Additionally, please report the following types of non-email phishing and scams as soon as they occur:
- You received a suspicious phone call AND provided personal or confidential information, including your McGill password and 2FA credentials, to the caller.
- You received AND interacted with a suspicious text (SMS) on your McGill work cellphone.
- You spotted a poster or other physical media on campus with a malicious link or QR code.
- You spotted or interacted with a malicious link in an official post on McGill social media.
- You are an external IT security consultant reporting phishing sent to your organization from a McGill account or using McGill branding.
How do I report an IT security incident?
Important: How do you report an IT security incident?
To report an urgent IT security incident, contact the IT Service Desk by calling 514-398-3398.
To report suspicious emails or Teams messages that you have not interacted with, see Report suspicious emails.
Otherwise, please submit the IT Security Incident Report form. To avoid delays in investigating incidents, please provide as much information as possible to make sure your issue is routed to the appropriate team.
What isn’t considered an IT security incident?
Some incidents might seem to be related to IT security but aren’t actually in the jurisdiction of McGill’s Information Security team. For instance:
- If you came into conflict with another individual or account on social media who isn't a member of the McGill community and it resulted in harassment or threats, you’ll need to report it to public authorities such as the police (SPVM).
- If you have questions or comments about the University’s privacy practices, including requests for access to, or correction to your Personal Information, or you wish to make a complaint, please visit https://www.mcgill.ca/privacy-notice.
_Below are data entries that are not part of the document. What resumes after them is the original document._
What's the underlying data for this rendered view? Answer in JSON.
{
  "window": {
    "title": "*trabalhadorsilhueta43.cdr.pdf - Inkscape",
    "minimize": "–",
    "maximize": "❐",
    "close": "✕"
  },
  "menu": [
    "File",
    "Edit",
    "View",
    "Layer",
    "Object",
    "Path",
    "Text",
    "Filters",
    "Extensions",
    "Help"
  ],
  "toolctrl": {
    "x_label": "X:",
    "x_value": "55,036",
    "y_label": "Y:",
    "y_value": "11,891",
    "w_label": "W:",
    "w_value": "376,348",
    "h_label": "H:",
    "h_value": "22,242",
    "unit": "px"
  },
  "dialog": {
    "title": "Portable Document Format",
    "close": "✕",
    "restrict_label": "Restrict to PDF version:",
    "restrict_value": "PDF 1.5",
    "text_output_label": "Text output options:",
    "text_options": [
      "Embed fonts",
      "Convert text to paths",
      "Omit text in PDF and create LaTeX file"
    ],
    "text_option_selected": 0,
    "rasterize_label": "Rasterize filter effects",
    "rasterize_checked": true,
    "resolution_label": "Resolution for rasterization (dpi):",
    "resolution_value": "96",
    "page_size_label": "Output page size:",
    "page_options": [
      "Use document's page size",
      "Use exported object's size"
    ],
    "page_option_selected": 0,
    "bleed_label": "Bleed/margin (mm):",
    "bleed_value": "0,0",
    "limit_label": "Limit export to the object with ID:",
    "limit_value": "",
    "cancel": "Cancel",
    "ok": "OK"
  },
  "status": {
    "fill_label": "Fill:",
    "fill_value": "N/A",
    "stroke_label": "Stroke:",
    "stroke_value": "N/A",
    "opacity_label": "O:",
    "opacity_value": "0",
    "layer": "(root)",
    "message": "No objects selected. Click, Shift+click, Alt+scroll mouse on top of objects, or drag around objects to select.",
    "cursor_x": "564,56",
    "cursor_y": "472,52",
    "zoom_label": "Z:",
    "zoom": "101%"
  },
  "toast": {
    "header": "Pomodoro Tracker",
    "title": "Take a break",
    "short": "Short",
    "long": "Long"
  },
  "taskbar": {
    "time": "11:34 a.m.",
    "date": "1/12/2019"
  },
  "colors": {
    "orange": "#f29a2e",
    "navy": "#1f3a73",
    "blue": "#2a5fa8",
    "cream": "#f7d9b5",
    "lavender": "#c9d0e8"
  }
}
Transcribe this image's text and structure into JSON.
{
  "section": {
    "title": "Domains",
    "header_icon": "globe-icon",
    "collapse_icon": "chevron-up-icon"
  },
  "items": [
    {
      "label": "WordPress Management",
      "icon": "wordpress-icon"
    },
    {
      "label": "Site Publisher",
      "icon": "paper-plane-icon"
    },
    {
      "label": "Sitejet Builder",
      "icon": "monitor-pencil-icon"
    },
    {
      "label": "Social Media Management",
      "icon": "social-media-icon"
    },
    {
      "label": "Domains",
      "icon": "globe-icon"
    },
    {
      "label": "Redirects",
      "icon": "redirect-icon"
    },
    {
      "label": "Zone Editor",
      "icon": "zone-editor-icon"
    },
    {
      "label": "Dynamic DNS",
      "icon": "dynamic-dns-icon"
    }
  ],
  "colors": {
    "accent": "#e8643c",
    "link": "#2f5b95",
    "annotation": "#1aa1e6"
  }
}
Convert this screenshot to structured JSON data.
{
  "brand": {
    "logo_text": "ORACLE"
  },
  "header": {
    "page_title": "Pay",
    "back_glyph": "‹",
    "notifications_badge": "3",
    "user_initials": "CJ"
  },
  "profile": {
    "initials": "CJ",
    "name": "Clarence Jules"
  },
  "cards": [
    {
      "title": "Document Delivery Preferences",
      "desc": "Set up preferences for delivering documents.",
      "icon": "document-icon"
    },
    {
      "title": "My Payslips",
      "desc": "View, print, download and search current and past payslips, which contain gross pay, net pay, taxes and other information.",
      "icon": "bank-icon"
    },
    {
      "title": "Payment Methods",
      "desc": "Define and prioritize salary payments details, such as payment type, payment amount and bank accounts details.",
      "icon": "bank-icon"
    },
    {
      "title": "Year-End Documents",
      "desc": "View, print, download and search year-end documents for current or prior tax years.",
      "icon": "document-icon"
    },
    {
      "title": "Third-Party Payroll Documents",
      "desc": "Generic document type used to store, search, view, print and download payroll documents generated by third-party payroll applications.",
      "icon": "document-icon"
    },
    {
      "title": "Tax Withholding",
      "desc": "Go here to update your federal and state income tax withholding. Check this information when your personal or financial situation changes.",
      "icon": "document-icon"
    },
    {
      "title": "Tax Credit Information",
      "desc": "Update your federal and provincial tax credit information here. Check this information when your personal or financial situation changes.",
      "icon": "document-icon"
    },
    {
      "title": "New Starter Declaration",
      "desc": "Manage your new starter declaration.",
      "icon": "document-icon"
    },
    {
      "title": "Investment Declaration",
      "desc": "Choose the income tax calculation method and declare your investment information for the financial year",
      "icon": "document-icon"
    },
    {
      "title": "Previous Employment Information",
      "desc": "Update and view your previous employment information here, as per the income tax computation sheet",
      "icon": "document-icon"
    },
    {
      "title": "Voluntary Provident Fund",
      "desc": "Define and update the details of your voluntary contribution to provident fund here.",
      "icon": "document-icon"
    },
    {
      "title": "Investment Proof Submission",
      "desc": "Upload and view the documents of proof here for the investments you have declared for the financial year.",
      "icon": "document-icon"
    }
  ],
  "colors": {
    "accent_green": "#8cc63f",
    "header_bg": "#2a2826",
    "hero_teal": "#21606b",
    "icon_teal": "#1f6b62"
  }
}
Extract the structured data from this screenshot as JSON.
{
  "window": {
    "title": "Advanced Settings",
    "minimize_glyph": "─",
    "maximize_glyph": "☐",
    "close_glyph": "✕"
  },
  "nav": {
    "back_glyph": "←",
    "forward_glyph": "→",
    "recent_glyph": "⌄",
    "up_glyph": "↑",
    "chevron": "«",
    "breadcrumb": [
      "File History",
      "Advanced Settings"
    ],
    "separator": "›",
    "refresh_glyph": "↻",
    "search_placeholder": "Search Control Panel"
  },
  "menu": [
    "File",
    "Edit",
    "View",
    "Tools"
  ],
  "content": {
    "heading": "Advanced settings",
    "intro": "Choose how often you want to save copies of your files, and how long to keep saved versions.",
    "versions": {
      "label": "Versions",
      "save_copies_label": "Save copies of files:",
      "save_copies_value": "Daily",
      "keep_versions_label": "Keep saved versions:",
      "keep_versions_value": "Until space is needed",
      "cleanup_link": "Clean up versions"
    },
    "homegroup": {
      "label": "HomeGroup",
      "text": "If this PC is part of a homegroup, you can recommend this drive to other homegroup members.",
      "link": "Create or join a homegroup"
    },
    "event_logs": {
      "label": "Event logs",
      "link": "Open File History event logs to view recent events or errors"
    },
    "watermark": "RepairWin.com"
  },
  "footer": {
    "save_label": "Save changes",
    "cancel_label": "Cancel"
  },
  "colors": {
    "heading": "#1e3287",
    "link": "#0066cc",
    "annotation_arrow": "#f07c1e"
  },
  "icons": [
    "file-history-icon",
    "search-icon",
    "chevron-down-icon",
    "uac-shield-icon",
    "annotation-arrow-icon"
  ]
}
- Information about you that is publicly available on the internet, including on social networks and professional pages, was re-used without your authorization on a site or service that isn’t owned or managed by McGill. In this type of situation, you should consult with legal counsel to determine your best course of action.
- A non-McGill account you own was compromised. IMPORTANT: if you used your McGill password for that account, change your McGill Password right away and then check to see that no new 2FA methods have been registered for you. See How do I change or reset my McGill Password and View and modify 2FA and SSPR account settings for instructions.